Русская служба «Голоса Америки» побеседовала с адвокатом Сафронова – Иваном Павловым.
Виктор Владимиров: Почему ФСБ старается не допустить гласности в деле вашего подзащитного, игнорируя требования общественности?
Иван Павлов: Здесь можно только гадать. То, что мы сейчас видим, это всего лишь один процессуальный документ, в котором следователи чересчур лаконично пытаются объяснить, в чем обвиняется Сафронов. Но делается это крайне неубедительно и очень неконкретно. Мы до сих пор не понимаем, в чем именно обвиняется наш подзащитный. Соответственно он сам не понимает этого, хотя в соответствии с уголовно-процессуальным законом и конституцией, даже с теми поправками, которые были в нее внесены, обвиняемый имеет неоспоримое право знать, что ему вменяют в вину. Это фундаментальное право каждого сегодня нарушено в отношении журналиста Ивана Сафронова.
В.В.: У вас есть представление, почему следствие ведет себя таким образом?
И.П.: На мой взгляд, потому что, представив хоть что-то, проливающее свет на существо обвинения, им придется продемонстрировать взаимосвязь обвинения с профессиональной журналисткой деятельностью Сафронова. И уже некоторые признаки этого есть. Он обвиняется в действиях, которые совершил – мы правда, не знаем, о чем идет речь – в 2017 году. То есть, это не недавний какой-то кейс. Иван тогда работал в газете «Коммерсант». Следователь предложил нам заключить так называемое досудебное соглашение и интересовался журналистскими источниками Сафронова. Это тоже подтверждает некоторую связь обвинения с профессиональной деятельностью Сафронова. Как мне представляется, чрезмерно скрытная позиция наших оппонентов свидетельствует о том, что они не хотят просто избежать дополнительного резонанса.
В.В.: Почему дело дошло до журналистов, ведь раньше за госизмену в России обычно привлекали людей из ученого мира?

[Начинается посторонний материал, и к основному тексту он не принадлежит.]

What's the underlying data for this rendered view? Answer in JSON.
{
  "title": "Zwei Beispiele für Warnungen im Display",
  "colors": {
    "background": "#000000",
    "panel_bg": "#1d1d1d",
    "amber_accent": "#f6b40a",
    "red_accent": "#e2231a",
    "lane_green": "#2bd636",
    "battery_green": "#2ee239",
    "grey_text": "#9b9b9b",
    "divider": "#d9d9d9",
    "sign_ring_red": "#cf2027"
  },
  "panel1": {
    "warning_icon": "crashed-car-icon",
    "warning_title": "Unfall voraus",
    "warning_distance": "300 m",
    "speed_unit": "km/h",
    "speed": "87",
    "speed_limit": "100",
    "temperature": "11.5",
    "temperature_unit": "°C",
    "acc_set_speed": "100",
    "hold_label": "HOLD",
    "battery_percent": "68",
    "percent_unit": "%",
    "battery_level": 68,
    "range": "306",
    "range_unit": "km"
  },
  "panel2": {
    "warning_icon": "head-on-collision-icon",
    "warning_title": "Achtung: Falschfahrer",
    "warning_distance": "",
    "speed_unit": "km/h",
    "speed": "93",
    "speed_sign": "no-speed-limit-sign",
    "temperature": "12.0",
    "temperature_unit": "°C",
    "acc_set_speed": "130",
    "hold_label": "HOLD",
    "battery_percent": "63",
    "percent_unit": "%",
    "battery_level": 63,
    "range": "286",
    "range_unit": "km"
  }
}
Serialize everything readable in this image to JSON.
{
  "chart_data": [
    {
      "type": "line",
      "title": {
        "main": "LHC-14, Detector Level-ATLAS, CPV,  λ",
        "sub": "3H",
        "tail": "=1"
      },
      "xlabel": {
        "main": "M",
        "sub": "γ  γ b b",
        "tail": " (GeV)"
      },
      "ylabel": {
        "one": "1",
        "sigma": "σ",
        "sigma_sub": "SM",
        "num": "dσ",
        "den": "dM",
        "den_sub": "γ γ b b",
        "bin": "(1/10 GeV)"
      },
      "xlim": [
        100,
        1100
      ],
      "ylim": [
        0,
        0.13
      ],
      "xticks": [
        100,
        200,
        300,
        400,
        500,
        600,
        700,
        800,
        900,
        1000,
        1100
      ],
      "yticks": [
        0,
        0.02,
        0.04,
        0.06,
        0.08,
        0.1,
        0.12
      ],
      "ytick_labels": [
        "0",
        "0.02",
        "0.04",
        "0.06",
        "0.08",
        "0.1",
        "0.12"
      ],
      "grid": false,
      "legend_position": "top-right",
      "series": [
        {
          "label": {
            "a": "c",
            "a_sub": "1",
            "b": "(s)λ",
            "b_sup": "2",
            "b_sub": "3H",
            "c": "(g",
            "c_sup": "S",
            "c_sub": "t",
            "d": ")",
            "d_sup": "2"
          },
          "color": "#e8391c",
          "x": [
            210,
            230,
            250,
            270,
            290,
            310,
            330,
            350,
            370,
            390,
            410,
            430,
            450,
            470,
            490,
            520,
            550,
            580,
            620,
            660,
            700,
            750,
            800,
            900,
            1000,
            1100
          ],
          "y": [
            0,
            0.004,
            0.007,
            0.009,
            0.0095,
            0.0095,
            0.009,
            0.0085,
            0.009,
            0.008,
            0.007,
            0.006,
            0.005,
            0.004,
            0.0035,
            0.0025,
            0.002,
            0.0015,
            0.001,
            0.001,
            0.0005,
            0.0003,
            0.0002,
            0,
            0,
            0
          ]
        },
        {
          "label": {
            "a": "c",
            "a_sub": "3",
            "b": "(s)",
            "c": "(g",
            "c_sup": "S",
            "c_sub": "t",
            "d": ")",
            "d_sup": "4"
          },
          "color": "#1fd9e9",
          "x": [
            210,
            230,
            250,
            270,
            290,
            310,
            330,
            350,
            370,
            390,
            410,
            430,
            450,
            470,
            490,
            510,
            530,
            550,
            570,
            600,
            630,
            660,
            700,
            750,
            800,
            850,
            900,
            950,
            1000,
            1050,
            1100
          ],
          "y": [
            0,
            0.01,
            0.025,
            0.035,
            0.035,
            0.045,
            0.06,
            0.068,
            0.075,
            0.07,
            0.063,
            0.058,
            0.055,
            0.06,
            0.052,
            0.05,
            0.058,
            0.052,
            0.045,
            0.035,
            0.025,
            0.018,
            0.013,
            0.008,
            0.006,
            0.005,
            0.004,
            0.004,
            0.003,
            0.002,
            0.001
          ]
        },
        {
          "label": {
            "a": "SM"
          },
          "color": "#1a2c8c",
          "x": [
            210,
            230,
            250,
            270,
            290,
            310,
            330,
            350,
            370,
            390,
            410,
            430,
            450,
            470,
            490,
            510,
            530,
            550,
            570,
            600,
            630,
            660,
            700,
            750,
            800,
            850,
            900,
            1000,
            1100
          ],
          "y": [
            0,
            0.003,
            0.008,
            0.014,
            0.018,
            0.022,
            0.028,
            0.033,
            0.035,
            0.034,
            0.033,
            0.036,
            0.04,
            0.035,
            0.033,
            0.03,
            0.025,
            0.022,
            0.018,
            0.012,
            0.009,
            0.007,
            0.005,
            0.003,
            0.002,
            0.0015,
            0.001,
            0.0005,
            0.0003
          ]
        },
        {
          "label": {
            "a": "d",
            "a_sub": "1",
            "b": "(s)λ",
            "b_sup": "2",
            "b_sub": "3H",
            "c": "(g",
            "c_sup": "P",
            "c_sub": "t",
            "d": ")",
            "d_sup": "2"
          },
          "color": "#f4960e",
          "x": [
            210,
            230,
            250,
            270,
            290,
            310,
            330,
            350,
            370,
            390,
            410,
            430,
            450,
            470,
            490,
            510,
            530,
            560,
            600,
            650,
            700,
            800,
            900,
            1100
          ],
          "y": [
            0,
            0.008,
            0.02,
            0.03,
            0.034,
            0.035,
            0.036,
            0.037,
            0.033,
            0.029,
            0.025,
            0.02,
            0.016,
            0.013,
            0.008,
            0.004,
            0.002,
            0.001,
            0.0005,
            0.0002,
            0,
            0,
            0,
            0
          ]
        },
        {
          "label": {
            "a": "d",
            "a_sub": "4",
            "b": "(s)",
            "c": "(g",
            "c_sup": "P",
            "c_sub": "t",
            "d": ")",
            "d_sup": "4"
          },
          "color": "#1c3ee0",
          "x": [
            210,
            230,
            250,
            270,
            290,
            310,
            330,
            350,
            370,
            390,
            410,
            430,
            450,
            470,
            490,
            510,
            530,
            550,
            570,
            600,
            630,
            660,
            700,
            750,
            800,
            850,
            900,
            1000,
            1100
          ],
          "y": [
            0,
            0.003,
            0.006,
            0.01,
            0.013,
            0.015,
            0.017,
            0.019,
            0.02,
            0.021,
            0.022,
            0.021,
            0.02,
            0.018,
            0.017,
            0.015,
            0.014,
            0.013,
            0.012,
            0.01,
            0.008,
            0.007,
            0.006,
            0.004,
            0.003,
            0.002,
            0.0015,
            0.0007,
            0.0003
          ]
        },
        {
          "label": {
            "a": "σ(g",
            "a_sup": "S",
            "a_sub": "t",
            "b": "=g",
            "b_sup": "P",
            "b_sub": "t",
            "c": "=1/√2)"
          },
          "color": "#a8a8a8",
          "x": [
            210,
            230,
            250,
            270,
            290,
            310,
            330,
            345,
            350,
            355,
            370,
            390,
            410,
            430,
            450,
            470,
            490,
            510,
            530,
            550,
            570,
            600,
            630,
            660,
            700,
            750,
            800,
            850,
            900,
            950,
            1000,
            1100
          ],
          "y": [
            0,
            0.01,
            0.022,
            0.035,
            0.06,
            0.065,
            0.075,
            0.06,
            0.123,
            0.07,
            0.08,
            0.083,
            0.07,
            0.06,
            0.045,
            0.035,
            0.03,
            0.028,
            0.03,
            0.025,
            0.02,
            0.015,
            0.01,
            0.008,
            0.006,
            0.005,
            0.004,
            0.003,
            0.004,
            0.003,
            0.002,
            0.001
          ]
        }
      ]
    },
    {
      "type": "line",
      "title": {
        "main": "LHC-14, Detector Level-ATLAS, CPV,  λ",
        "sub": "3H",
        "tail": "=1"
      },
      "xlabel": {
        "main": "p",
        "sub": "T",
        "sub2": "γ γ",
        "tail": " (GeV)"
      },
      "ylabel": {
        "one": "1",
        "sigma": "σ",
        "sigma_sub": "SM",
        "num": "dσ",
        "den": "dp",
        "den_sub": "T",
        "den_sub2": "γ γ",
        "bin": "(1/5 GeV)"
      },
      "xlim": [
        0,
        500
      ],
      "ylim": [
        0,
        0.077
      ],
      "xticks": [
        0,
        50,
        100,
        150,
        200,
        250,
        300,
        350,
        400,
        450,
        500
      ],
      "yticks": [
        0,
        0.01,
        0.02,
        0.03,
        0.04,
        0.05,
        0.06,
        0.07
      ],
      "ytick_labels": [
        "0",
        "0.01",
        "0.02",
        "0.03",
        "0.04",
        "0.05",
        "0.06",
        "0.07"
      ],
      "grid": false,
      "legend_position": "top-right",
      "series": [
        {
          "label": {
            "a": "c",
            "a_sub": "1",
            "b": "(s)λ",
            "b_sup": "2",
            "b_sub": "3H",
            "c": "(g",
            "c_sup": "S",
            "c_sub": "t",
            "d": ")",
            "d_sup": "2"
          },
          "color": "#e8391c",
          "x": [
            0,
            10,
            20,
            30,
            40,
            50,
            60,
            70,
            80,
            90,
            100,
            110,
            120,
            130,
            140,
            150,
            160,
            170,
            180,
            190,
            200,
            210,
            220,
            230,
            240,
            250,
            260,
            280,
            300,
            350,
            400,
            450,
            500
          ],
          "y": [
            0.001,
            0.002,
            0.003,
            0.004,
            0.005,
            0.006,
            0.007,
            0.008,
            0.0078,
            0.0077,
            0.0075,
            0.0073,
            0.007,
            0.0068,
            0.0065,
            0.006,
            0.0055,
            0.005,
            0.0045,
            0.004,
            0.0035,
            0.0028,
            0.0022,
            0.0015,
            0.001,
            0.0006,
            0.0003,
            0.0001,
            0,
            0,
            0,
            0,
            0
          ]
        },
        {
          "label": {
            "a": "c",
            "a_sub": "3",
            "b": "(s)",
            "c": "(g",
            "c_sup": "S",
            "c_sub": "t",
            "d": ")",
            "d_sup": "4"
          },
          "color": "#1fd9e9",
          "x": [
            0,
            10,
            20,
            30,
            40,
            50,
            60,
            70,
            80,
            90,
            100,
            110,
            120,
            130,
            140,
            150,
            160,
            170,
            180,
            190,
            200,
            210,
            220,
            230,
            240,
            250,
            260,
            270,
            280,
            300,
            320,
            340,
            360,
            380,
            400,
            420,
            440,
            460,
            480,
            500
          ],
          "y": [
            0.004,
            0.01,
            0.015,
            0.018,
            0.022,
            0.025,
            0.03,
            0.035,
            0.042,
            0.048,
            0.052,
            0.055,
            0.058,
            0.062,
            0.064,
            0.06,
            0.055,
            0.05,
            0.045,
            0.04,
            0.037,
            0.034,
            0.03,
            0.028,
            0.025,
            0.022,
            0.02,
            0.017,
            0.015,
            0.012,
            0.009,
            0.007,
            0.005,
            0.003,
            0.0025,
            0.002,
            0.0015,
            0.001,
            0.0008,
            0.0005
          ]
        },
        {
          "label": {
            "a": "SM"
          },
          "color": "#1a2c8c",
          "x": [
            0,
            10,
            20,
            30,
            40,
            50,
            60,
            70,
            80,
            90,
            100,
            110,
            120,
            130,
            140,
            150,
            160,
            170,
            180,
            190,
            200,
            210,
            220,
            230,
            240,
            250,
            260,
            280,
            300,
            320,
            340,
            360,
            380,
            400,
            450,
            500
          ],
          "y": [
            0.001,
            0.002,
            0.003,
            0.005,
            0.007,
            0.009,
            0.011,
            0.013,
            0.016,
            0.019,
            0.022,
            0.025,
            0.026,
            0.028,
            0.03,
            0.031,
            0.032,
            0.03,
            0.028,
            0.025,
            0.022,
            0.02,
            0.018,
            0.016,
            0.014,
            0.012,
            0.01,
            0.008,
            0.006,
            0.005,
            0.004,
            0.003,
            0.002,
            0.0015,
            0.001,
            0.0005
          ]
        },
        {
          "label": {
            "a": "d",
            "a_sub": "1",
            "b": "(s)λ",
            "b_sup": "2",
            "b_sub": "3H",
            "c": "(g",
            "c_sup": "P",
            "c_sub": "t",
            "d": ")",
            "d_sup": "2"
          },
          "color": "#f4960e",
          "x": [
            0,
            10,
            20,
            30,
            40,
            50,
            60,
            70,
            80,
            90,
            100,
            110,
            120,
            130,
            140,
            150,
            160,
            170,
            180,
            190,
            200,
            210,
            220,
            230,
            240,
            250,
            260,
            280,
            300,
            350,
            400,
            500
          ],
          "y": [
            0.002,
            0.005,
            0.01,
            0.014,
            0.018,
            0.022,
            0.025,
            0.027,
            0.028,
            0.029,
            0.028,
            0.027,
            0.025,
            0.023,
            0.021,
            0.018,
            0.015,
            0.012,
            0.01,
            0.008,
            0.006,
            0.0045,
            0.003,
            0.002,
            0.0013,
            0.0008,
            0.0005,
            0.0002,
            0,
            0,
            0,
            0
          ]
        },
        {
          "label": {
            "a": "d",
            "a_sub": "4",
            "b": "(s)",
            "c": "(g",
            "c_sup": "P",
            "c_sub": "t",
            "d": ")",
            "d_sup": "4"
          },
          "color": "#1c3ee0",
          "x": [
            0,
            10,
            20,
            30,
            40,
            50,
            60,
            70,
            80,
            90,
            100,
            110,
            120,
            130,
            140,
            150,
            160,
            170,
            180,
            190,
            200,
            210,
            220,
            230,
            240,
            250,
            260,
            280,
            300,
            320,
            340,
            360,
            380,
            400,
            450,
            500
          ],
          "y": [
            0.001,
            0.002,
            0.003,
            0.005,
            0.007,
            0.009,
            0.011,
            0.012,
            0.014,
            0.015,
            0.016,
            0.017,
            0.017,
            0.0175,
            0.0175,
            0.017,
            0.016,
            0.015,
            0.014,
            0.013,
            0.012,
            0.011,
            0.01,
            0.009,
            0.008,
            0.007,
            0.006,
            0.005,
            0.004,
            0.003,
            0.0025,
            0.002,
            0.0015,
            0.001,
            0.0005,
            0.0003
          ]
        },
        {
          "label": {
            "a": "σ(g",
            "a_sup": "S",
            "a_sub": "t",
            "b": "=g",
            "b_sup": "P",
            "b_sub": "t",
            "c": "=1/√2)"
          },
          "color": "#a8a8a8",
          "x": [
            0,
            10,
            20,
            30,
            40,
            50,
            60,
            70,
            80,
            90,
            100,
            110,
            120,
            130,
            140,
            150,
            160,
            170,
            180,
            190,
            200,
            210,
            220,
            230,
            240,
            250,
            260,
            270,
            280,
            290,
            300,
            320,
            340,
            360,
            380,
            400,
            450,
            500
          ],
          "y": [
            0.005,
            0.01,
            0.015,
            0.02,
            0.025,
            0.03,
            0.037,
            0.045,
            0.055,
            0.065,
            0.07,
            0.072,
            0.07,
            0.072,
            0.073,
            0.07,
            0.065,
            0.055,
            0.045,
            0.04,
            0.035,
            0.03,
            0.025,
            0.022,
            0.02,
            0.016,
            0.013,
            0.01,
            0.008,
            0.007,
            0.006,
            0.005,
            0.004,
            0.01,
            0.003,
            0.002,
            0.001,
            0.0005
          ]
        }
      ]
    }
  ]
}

И.П.: На ученых оттачивали оружие. Вероятно, это оружие уже достаточно отточено, и теперь его можно использовать против более сильного противника, коим выбрали корпорацию журналистов.
В.В.: Но подобная схема уголовного преследования может быть применена практически против любого неугодного человека, нет?
И.П.: Да, против любого. А в группе риска оказались те, кто так или иначе работает с информацией. Особенно, если информация к тому же касается еще и чувствительной сферы (а сейчас в стране это понятие практически безгранично – для государства чувствительно почти все). Мы живем, по сути, в полувоенное время. Поэтому те люди, которые работают в сфере обращения с информацией, плюс если они еще к тому же имеют какие-то зарубежные контакты, общаются с заграничными коллегами или ездят выступать с лекциями, то это намного повышает вероятность того, что такими лицами заинтересуются органы госбезопасности.
В.В.: Разбирательства подобных дел обычно длится довольно долго. Почему? Неужели с Сафроновым каждый день проводятся следственные действия?
И.П.: За тот месяц, пока Сафронов находится под стражей, с ним было проведено всего одно следственное действие – предъявление обвинения. Больше следователь его не беспокоил и не уведомлял нас, что в ближайшее время планируются еще какие-то следственные действия. Из практики по другим делам знаю, что следствие продолжается порядка года-полутора. После того как оно закончится, нам, конечно, предъявят материалы расследования уголовного дела, мы сможем с ними ознакомиться. Но, честно вам скажу, по предыдущему опыту, единственное, чем будут впечатлять эти документы – это тем, что них будет стоять гриф секретности, больше ничем. По содержанию они будут смешными. А гриф секретности нужен для препятствования тому, чтобы мы открыто говорили о том, что это смешно – скрывать подобного рода документ под какими-то грифами.
В.В.: Солидарность коллег, международная солидарность здесь могут сыграть свою роль?
И.П.: Я считаю, что этот фактор очень важен. Потому что юридические процедуры тоже важны, но они пока, увы, не прижились в России. Рассчитывать, что они сработают в наших реалиях, наивно. А вот поддержка коллег, общественный резонанс – это то, что заставляет власть отходить от привычного по таким делам сценария с заведомо известным исходом. Поэтому мы рассчитываем на всестороннюю поддержку Ивана, в том числе со стороны простых граждан России, которым должна уже надоесть эта развернувшаяся в стране шпиономания.